Buba
27 maio 2005
 
                                 Bento. Juraste as duas. Qual é a tua cruz?


Cisma II
            

Bento. Penso que, premeditadamente, foste o autor do maior show mediático de sempre, dando o papel de vedeta, inocente, ao João Paulo II. Traíste-o, traíste a Igreja e traíste Jesus que, quando percebeu que eras tu o novo Papa, fugiu de ti como o diabo da cruz. Logo que possa voltarei a falar contigo... 
15 maio 2005
  A imitação Da minha filha Ana chegou-me há já alguns dias um e-mail, dando-me conta da existência de um cantor, pertencente a um grupo de fados e guitarradas de Coimbra, que, acha ela, canta maravilhosamente o Adriano.
Não sei o que terá tal grupo a ver com o fado de Coimbra ou se não será antes, como por vezes acontece, uma qualquer imitação comercial da futricagem. Se não é, tanto melhor.
Seja o que for, foi bom como pretexto para recordar o Adriano.
E a propósito deixa-me filha que te conte - ou, se já contei, te recorde - que eu e o Adriano, embora em tempos diferentes, "andámos" ambos na Rás-Teparta, em Coimbra.
Conheci-o – já lá vão bastantes anos – e logo nessa altura percebemos, malgré a diferença de idades, que pertencíamos à mesma geração - intemporal, sem dogmas, sem tabus - geração que defendeu sempre e acima de tudo a Liberdade.
E percebemos isso logo que ele me disse: "Já te conhecia pela silhueta que tens gravada na escada da República". "Ah, sim? E tu quem és? Não te conheço", respondi eu. E começámos assim o nosso primeiro encontro, com uma gargalhada.
Acabámos o serão com outros "Rases", antigos e modernos, em casa do Ângelo Araújo e, lá chegados, como se fosse a República, ocupámos uma sala, fechámos a porta à chave e, de seguida, fomos tirando desde os sapatos até ao mais que a cada um apetecia, para ficarmos à vontade ...
E, enquanto isso, e desde logo, alguns de nós íamos pegando na guitarra (esse instrumento que faz lembrar, nas suas formas, o corpo da mulher): pescoço e tronco esguios, ancas um tanto largas, generosas, e, na frente, as cordas, esticadas, passando ao meio, pela abertura, como se fosse entre as pernas.
E, como nos tempos de Coimbra, tempos da memória de cada um de nós, começámos apertando as guitarras ao peito - como se fossem a mulher amada que, ao sentir nas suas cordas retesadas o nosso dedilhar, se contorcesse e soltasse gemidos surdos de prazer, queixumes, enquanto nós, a pouco e pouco, nos íamos indo com elas, alheados, balbuciando, como quem fala sozinho, falas soltas, sem nexo, sem sentido, entrecortadas, ensaiando acordes, pedaços de cantos, misturados com sons, felizes como crianças na praia brincando em lagoas pequeninas de água límpida e tépida, aquecida pelo sol e a espreguiçar-se docemente como alguém quando acorda de manhã… Enquanto os sons das guitarras, em crescendo – acompanhados pelos sons graves das violas - vinham derramar-se em sonhos dentro de nós no silêncio branco da madrugada.
… Que o Adriano morreu, dizes tu? Não sabes o que dizes, Deixa-o andar. Anda lá na vida dele e aparece qualquer dia e pode acontecer que Deus apareça também e venha de novo - como por vezes acontecia - sentar-se no chão junto de nós a ouvir na penumbra os lamentos das guitarras. E chore… tu sabias que Deus por vezes também chorava, comovido, ao ouvir cantar o fado de Coimbra?

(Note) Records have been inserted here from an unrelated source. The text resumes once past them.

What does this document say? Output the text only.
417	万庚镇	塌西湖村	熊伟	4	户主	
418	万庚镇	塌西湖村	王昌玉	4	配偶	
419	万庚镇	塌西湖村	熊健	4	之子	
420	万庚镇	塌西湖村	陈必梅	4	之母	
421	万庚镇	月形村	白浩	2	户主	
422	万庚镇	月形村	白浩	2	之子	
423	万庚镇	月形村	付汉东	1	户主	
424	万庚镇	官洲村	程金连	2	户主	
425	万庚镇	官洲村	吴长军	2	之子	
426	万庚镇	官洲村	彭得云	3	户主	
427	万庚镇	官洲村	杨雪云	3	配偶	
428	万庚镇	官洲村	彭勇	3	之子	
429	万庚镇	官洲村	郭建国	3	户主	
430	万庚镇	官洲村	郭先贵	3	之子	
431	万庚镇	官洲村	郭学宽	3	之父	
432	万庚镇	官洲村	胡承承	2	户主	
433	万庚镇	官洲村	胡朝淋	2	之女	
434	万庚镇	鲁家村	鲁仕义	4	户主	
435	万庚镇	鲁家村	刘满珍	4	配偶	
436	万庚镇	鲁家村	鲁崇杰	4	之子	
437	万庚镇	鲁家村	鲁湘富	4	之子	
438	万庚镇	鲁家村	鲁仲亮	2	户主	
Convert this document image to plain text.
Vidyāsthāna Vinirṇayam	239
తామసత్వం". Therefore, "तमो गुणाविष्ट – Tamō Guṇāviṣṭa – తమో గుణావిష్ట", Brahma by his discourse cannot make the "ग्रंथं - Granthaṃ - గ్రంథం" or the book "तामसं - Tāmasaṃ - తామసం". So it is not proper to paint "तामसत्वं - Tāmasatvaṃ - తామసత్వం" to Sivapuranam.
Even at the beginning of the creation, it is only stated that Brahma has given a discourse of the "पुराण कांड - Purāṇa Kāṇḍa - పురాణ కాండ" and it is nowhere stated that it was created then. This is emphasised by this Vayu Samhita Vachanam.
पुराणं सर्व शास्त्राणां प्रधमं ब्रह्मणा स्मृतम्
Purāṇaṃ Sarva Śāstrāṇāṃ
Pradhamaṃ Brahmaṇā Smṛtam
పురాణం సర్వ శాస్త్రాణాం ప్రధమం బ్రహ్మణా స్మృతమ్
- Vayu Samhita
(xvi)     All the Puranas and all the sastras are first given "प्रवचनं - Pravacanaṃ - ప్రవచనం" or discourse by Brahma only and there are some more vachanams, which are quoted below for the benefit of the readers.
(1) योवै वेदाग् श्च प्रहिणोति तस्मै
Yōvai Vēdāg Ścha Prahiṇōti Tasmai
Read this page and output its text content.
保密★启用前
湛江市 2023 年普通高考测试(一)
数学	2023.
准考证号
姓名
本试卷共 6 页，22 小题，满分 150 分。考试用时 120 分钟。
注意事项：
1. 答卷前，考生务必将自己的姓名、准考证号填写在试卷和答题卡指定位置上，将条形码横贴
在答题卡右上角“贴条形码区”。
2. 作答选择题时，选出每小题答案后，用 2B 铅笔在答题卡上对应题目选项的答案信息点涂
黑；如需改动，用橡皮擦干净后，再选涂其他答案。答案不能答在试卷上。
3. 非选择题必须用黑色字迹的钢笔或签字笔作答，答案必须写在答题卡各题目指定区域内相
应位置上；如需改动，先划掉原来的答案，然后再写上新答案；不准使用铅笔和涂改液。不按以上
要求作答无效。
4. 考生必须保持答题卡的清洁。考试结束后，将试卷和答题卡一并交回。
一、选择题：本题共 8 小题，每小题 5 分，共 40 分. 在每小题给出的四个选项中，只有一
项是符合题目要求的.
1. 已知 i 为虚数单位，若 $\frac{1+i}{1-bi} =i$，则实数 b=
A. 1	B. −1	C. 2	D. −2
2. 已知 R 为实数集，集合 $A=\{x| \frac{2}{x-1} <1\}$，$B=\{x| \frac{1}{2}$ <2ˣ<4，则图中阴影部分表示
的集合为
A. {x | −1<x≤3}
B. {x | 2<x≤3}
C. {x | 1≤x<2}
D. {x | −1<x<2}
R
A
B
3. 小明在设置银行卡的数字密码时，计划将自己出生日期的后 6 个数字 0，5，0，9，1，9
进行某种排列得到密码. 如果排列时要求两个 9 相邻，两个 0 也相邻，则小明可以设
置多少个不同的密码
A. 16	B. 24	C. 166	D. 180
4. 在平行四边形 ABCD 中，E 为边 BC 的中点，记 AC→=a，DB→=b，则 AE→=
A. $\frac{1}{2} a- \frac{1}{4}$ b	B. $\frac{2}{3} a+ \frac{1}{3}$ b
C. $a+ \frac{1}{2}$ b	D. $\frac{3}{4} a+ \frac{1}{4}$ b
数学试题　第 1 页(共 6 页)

Ana. Depois do que te contei, compreenderás que para mim o fado de Coimbra só é autêntico quando a alma dum estudante ganha voz, a cantar o seu amor à mulher amada; e que as suas vozes são únicas, inimitáveis, como é inimitável o trinar sofrido das guitarras perseguindo, loucas de amor, as vozes dos estudantes.
Por mim, também eu me fui quantas vezes, como que a voar pelo infinito, ao ouvi-los cantar, como se contassem segredos, encostando, os seus lábios aos castos ouvidos da mulher amada…
E ainda hoje, filha, ao ouvir a voz do Adriano, volto a ir-me com ele, como se fosse ainda estudante com vinte e poucos anos a sonhar, como sonhava nesse tempo, com a rapariga a quem, um dia também, no fim dos tempos, irei finalmente segredar o que nunca - por vergonha, acanhamento, ou sei lá porquê - fui capaz de lhe dizer: do imenso amor que tive e continuo a ter por ela… a tua mãe.